Egypt negotiating exemption from Russia wheat export tax
A deal is expected to be signed in April after talks in the Egyptian resort town of Sharm el-Sheikh
Egypt is negotiating with Russia for an exemption from wheat export tariffs, Cairo's trade and industry minister said on Wednesday, after a Russian delegation led by President Vladimir Putin visited the country this week.
Minister Mounir Fakhry Abdel Nour said in a press release that he had agreed with Russia's agriculture minister to send a delegation of experts to Moscow in the next few weeks to negotiate a trade agreement that ensures the supply of specific quantities of Russian wheat and excludes Egypt from Russian export tariffs.

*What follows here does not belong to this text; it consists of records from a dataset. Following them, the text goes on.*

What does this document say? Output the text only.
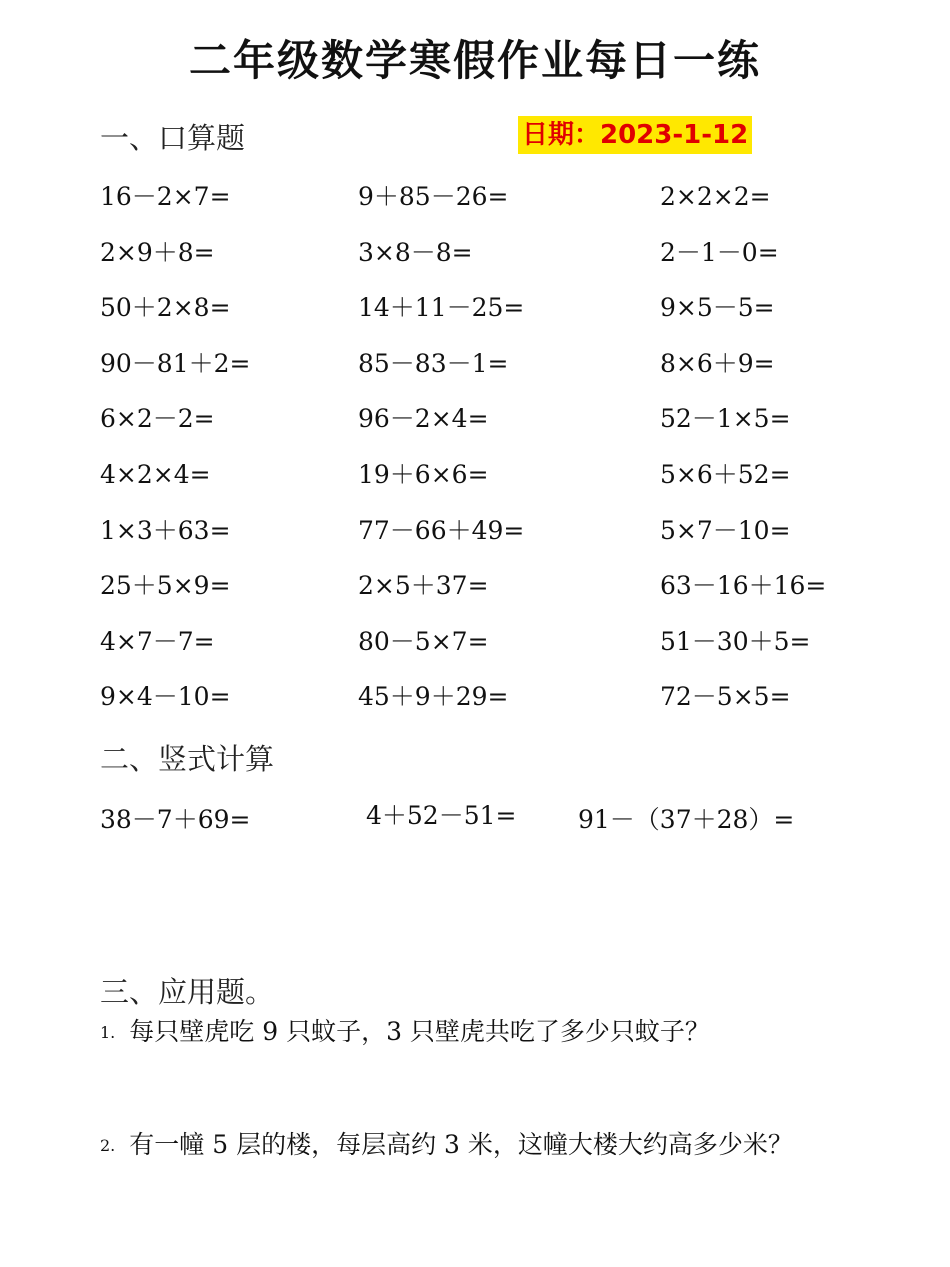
二年级数学寒假作业每日一练
一、口算题	日期：2023-1-12
16－2×7=	9＋85－26=	2×2×2=
2×9＋8=	3×8－8=	2－1－0=
50＋2×8=	14＋11－25=	9×5－5=
90－81＋2=	85－83－1=	8×6＋9=
6×2－2=	96－2×4=	52－1×5=
4×2×4=	19＋6×6=	5×6＋52=
1×3＋63=	77－66＋49=	5×7－10=
25＋5×9=	2×5＋37=	63－16＋16=
4×7－7=	80－5×7=	51－30＋5=
9×4－10=	45＋9＋29=	72－5×5=
二、竖式计算
38－7＋69=	4＋52－51= 91－（37＋28）=
三、应用题。
1. 每只壁虎吃 9 只蚊子，3 只壁虎共吃了多少只蚊子？
2. 有一幢 5 层的楼，每层高约 3 米，这幢大楼大约高多少米？
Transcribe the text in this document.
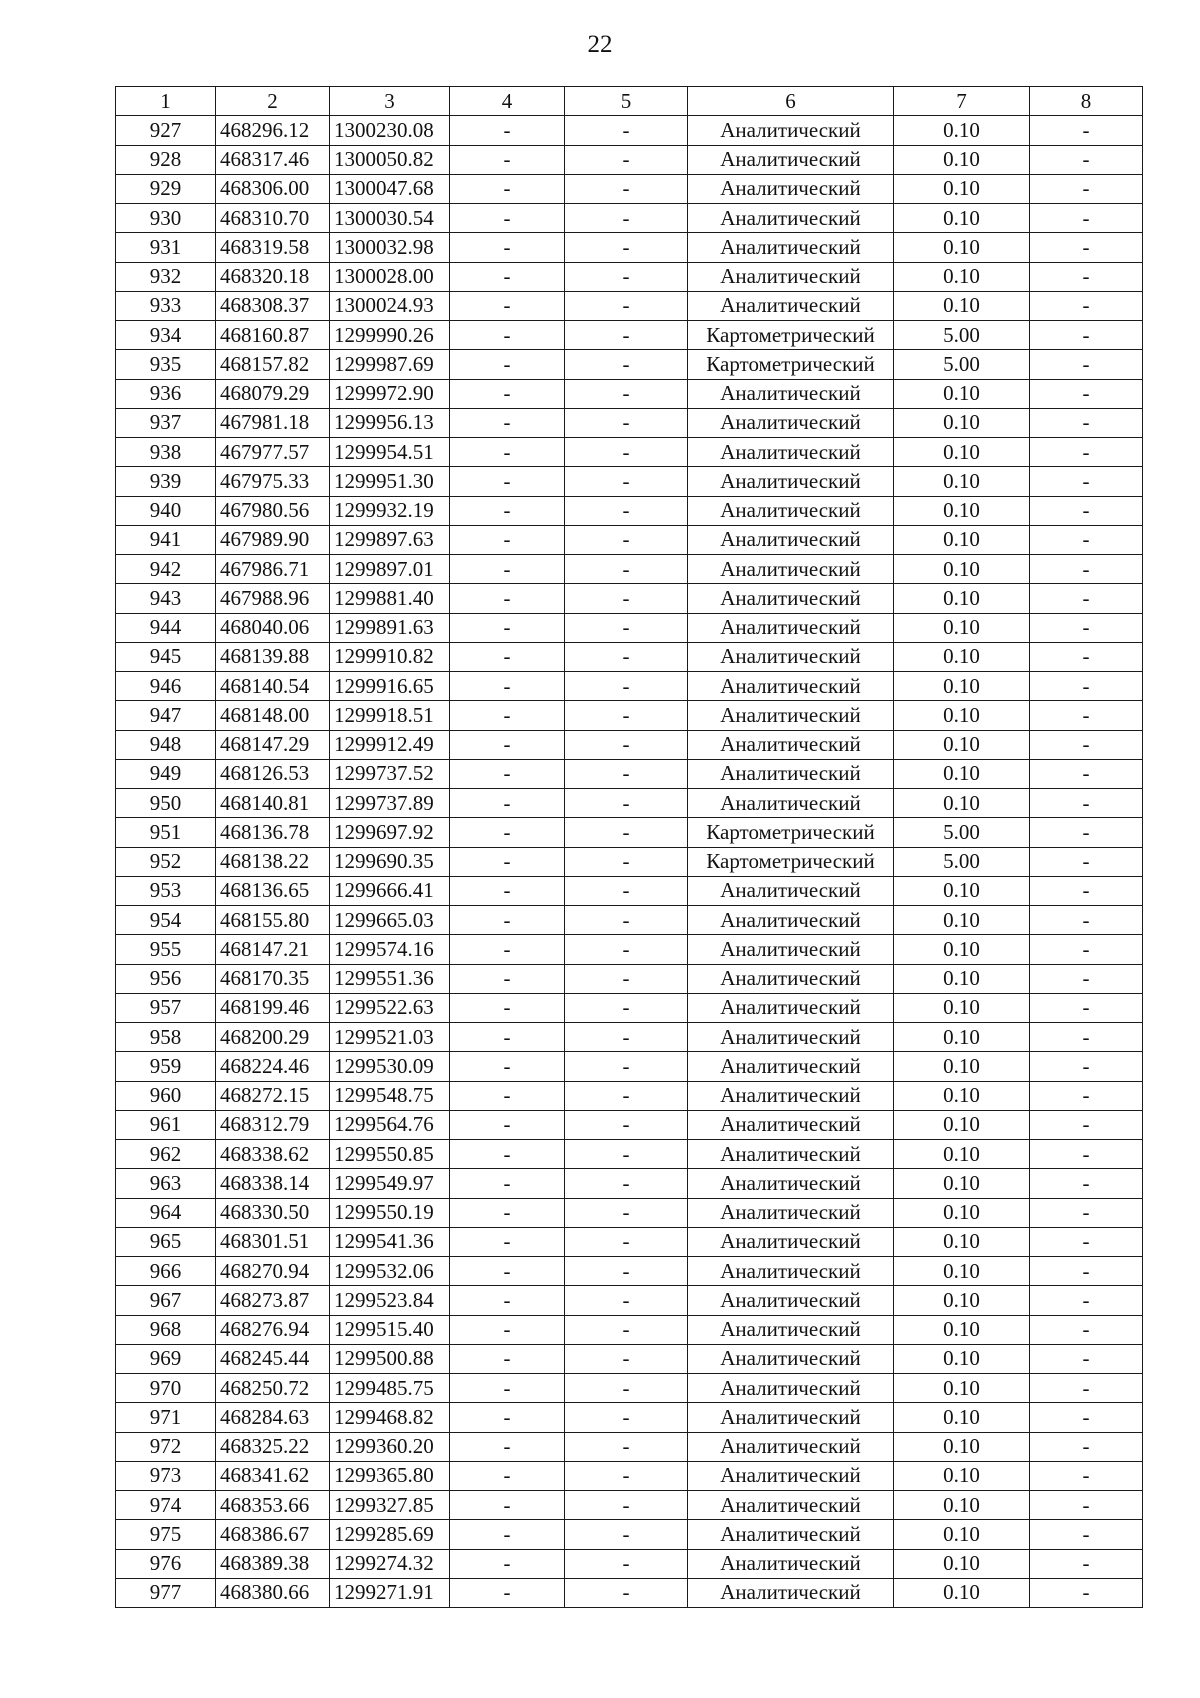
22
1	2	3	4	5	6	7	8
927	468296.12	1300230.08	-	-	Аналитический	0.10	-
928	468317.46	1300050.82	-	-	Аналитический	0.10	-
929	468306.00	1300047.68	-	-	Аналитический	0.10	-
930	468310.70	1300030.54	-	-	Аналитический	0.10	-
931	468319.58	1300032.98	-	-	Аналитический	0.10	-
932	468320.18	1300028.00	-	-	Аналитический	0.10	-
933	468308.37	1300024.93	-	-	Аналитический	0.10	-
934	468160.87	1299990.26	-	-	Картометрический	5.00	-
935	468157.82	1299987.69	-	-	Картометрический	5.00	-
936	468079.29	1299972.90	-	-	Аналитический	0.10	-
937	467981.18	1299956.13	-	-	Аналитический	0.10	-
938	467977.57	1299954.51	-	-	Аналитический	0.10	-
939	467975.33	1299951.30	-	-	Аналитический	0.10	-
940	467980.56	1299932.19	-	-	Аналитический	0.10	-
941	467989.90	1299897.63	-	-	Аналитический	0.10	-
942	467986.71	1299897.01	-	-	Аналитический	0.10	-
943	467988.96	1299881.40	-	-	Аналитический	0.10	-
944	468040.06	1299891.63	-	-	Аналитический	0.10	-
945	468139.88	1299910.82	-	-	Аналитический	0.10	-
946	468140.54	1299916.65	-	-	Аналитический	0.10	-
947	468148.00	1299918.51	-	-	Аналитический	0.10	-
948	468147.29	1299912.49	-	-	Аналитический	0.10	-
949	468126.53	1299737.52	-	-	Аналитический	0.10	-
950	468140.81	1299737.89	-	-	Аналитический	0.10	-
951	468136.78	1299697.92	-	-	Картометрический	5.00	-
952	468138.22	1299690.35	-	-	Картометрический	5.00	-
953	468136.65	1299666.41	-	-	Аналитический	0.10	-
954	468155.80	1299665.03	-	-	Аналитический	0.10	-
955	468147.21	1299574.16	-	-	Аналитический	0.10	-
956	468170.35	1299551.36	-	-	Аналитический	0.10	-
957	468199.46	1299522.63	-	-	Аналитический	0.10	-
958	468200.29	1299521.03	-	-	Аналитический	0.10	-
959	468224.46	1299530.09	-	-	Аналитический	0.10	-
960	468272.15	1299548.75	-	-	Аналитический	0.10	-
961	468312.79	1299564.76	-	-	Аналитический	0.10	-
962	468338.62	1299550.85	-	-	Аналитический	0.10	-
963	468338.14	1299549.97	-	-	Аналитический	0.10	-
964	468330.50	1299550.19	-	-	Аналитический	0.10	-
965	468301.51	1299541.36	-	-	Аналитический	0.10	-
966	468270.94	1299532.06	-	-	Аналитический	0.10	-
967	468273.87	1299523.84	-	-	Аналитический	0.10	-
968	468276.94	1299515.40	-	-	Аналитический	0.10	-
969	468245.44	1299500.88	-	-	Аналитический	0.10	-
970	468250.72	1299485.75	-	-	Аналитический	0.10	-
971	468284.63	1299468.82	-	-	Аналитический	0.10	-
972	468325.22	1299360.20	-	-	Аналитический	0.10	-
973	468341.62	1299365.80	-	-	Аналитический	0.10	-
974	468353.66	1299327.85	-	-	Аналитический	0.10	-
975	468386.67	1299285.69	-	-	Аналитический	0.10	-
976	468389.38	1299274.32	-	-	Аналитический	0.10	-
977	468380.66	1299271.91	-	-	Аналитический	0.10	-
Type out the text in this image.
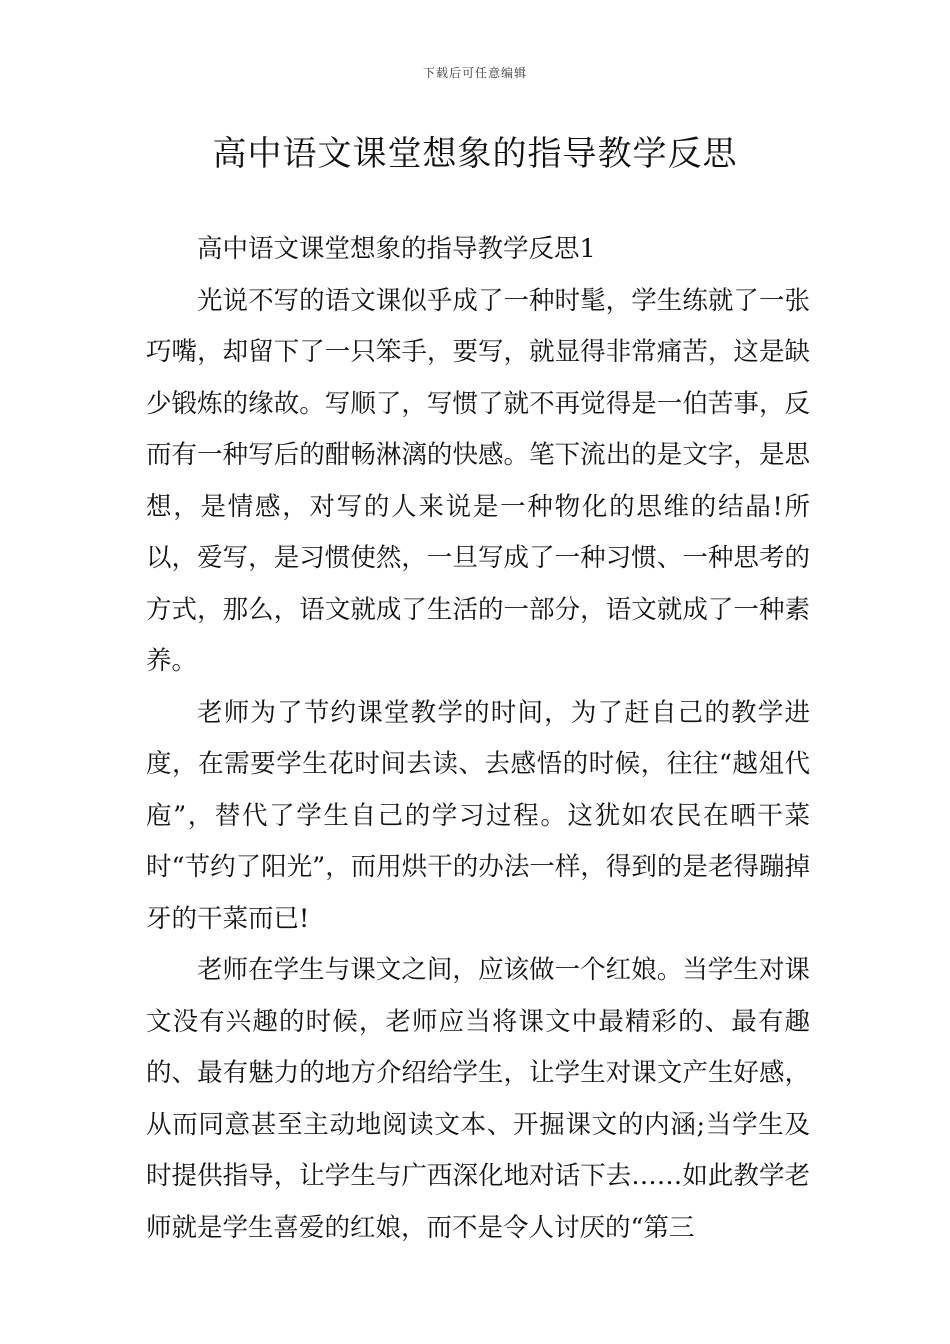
下载后可任意编辑
高中语文课堂想象的指导教学反思

高中语文课堂想象的指导教学反思1

光说不写的语文课似乎成了一种时髦，学生练就了一张巧嘴，却留下了一只笨手，要写，就显得非常痛苦，这是缺少锻炼的缘故。写顺了，写惯了就不再觉得是一伯苦事，反而有一种写后的酣畅淋漓的快感。笔下流出的是文字，是思想，是情感，对写的人来说是一种物化的思维的结晶!所以，爱写，是习惯使然，一旦写成了一种习惯、一种思考的方式，那么，语文就成了生活的一部分，语文就成了一种素养。

老师为了节约课堂教学的时间，为了赶自己的教学进度，在需要学生花时间去读、去感悟的时候，往往“越俎代庖”，替代了学生自己的学习过程。这犹如农民在晒干菜时“节约了阳光”，而用烘干的办法一样，得到的是老得蹦掉牙的干菜而已!

老师在学生与课文之间，应该做一个红娘。当学生对课文没有兴趣的时候，老师应当将课文中最精彩的、最有趣的、最有魅力的地方介绍给学生，让学生对课文产生好感，从而同意甚至主动地阅读文本、开掘课文的内涵;当学生及时提供指导，让学生与广西深化地对话下去……如此教学老师就是学生喜爱的红娘，而不是令人讨厌的“第三
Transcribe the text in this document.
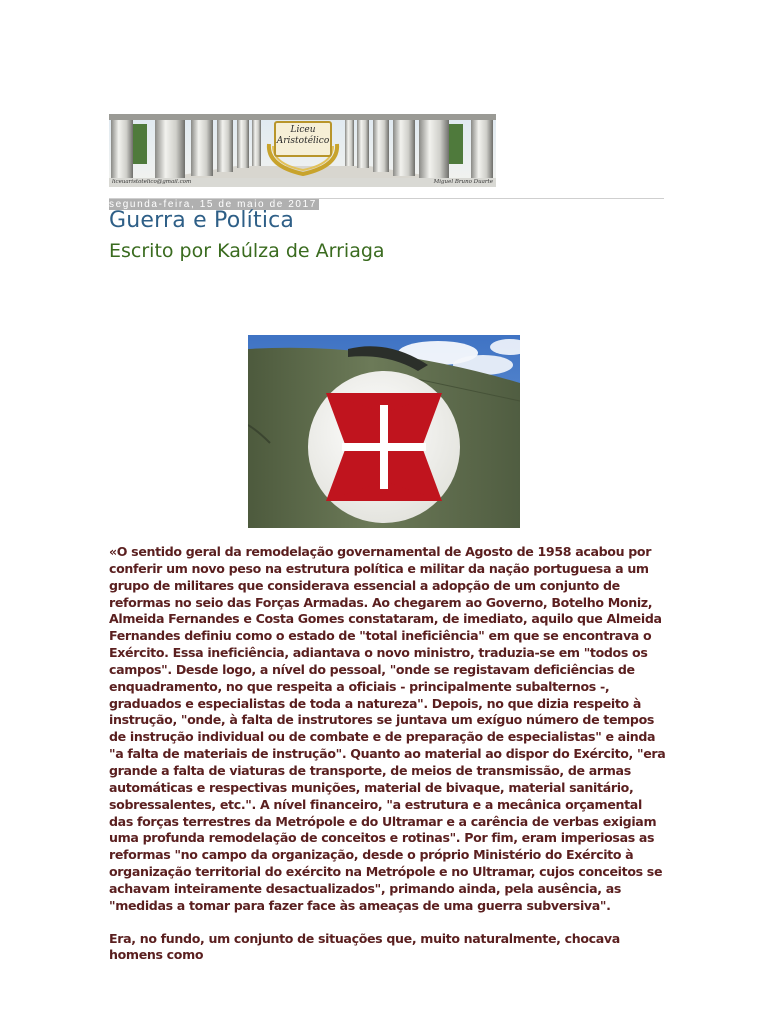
Liceu
Aristotélico
liceuaristotelico@gmail.com	Miguel Bruno Duarte
segunda-feira, 15 de maio de 2017
Guerra e Política
Escrito por Kaúlza de Arriaga

«O sentido geral da remodelação governamental de Agosto de 1958 acabou por conferir um novo peso na estrutura política e militar da nação portuguesa a um grupo de militares que considerava essencial a adopção de um conjunto de reformas no seio das Forças Armadas. Ao chegarem ao Governo, Botelho Moniz, Almeida Fernandes e Costa Gomes constataram, de imediato, aquilo que Almeida Fernandes definiu como o estado de "total ineficiência" em que se encontrava o Exército. Essa ineficiência, adiantava o novo ministro, traduzia-se em "todos os campos". Desde logo, a nível do pessoal, "onde se registavam deficiências de enquadramento, no que respeita a oficiais - principalmente subalternos -, graduados e especialistas de toda a natureza". Depois, no que dizia respeito à instrução, "onde, à falta de instrutores se juntava um exíguo número de tempos de instrução individual ou de combate e de preparação de especialistas" e ainda "a falta de materiais de instrução". Quanto ao material ao dispor do Exército, "era grande a falta de viaturas de transporte, de meios de transmissão, de armas automáticas e respectivas munições, material de bivaque, material sanitário, sobressalentes, etc.". A nível financeiro, "a estrutura e a mecânica orçamental das forças terrestres da Metrópole e do Ultramar e a carência de verbas exigiam uma profunda remodelação de conceitos e rotinas". Por fim, eram imperiosas as reformas "no campo da organização, desde o próprio Ministério do Exército à organização territorial do exército na Metrópole e no Ultramar, cujos conceitos se achavam inteiramente desactualizados", primando ainda, pela ausência, as "medidas a tomar para fazer face às ameaças de uma guerra subversiva".

Era, no fundo, um conjunto de situações que, muito naturalmente, chocava homens como
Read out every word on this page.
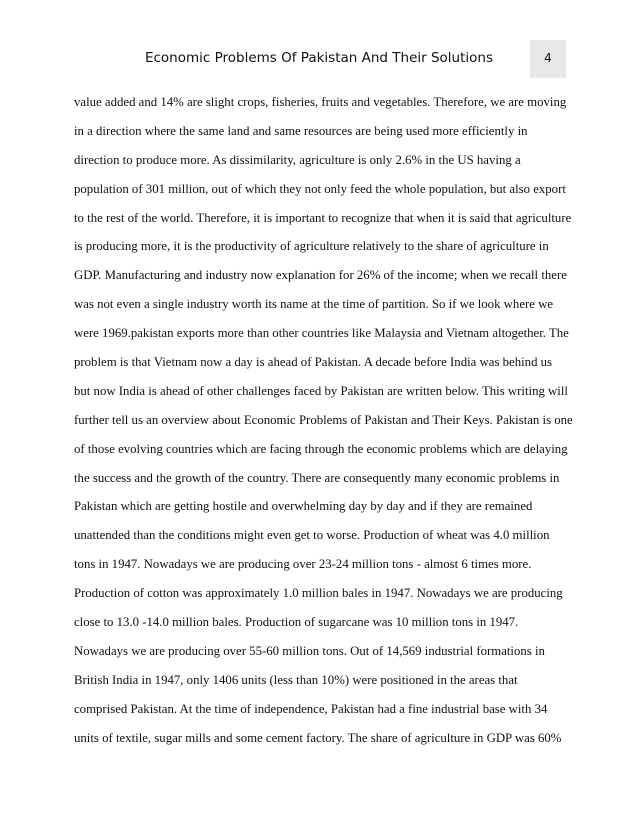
Economic Problems Of Pakistan And Their Solutions	4
value added and 14% are slight crops, fisheries, fruits and vegetables. Therefore, we are moving
in a direction where the same land and same resources are being used more efficiently in
direction to produce more. As dissimilarity, agriculture is only 2.6% in the US having a
population of 301 million, out of which they not only feed the whole population, but also export
to the rest of the world. Therefore, it is important to recognize that when it is said that agriculture
is producing more, it is the productivity of agriculture relatively to the share of agriculture in
GDP. Manufacturing and industry now explanation for 26% of the income; when we recall there
was not even a single industry worth its name at the time of partition. So if we look where we
were 1969.pakistan exports more than other countries like Malaysia and Vietnam altogether. The
problem is that Vietnam now a day is ahead of Pakistan. A decade before India was behind us
but now India is ahead of other challenges faced by Pakistan are written below. This writing will
further tell us an overview about Economic Problems of Pakistan and Their Keys. Pakistan is one
of those evolving countries which are facing through the economic problems which are delaying
the success and the growth of the country. There are consequently many economic problems in
Pakistan which are getting hostile and overwhelming day by day and if they are remained
unattended than the conditions might even get to worse. Production of wheat was 4.0 million
tons in 1947. Nowadays we are producing over 23-24 million tons - almost 6 times more.
Production of cotton was approximately 1.0 million bales in 1947. Nowadays we are producing
close to 13.0 -14.0 million bales. Production of sugarcane was 10 million tons in 1947.
Nowadays we are producing over 55-60 million tons. Out of 14,569 industrial formations in
British India in 1947, only 1406 units (less than 10%) were positioned in the areas that
comprised Pakistan. At the time of independence, Pakistan had a fine industrial base with 34
units of textile, sugar mills and some cement factory. The share of agriculture in GDP was 60%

A deal is expected to be signed in April after talks in the Egyptian resort town of Sharm el-Sheikh, Nour said, with the agreement slated to come into effect on June 1.
Egypt, the second-largest buyer of Russian wheat, has been hit by Moscow's curbs on grain exports as the Kremlin seeks to cool domestic prices amid an economic crisis.
The informal curbs have already meant that Russian supplies intended for Egypt's state grain buyer, the General Authority for Supply Commodities (GASC), have missed deadlines on previously agreed contracts.
An export tax was introduced on Feb. 1, with the duty on wheat exports set at 15 percent of the customs price plus 7.5 euros but will be no less than 35 euros ($40) a ton. The tax will be in effect until June 30.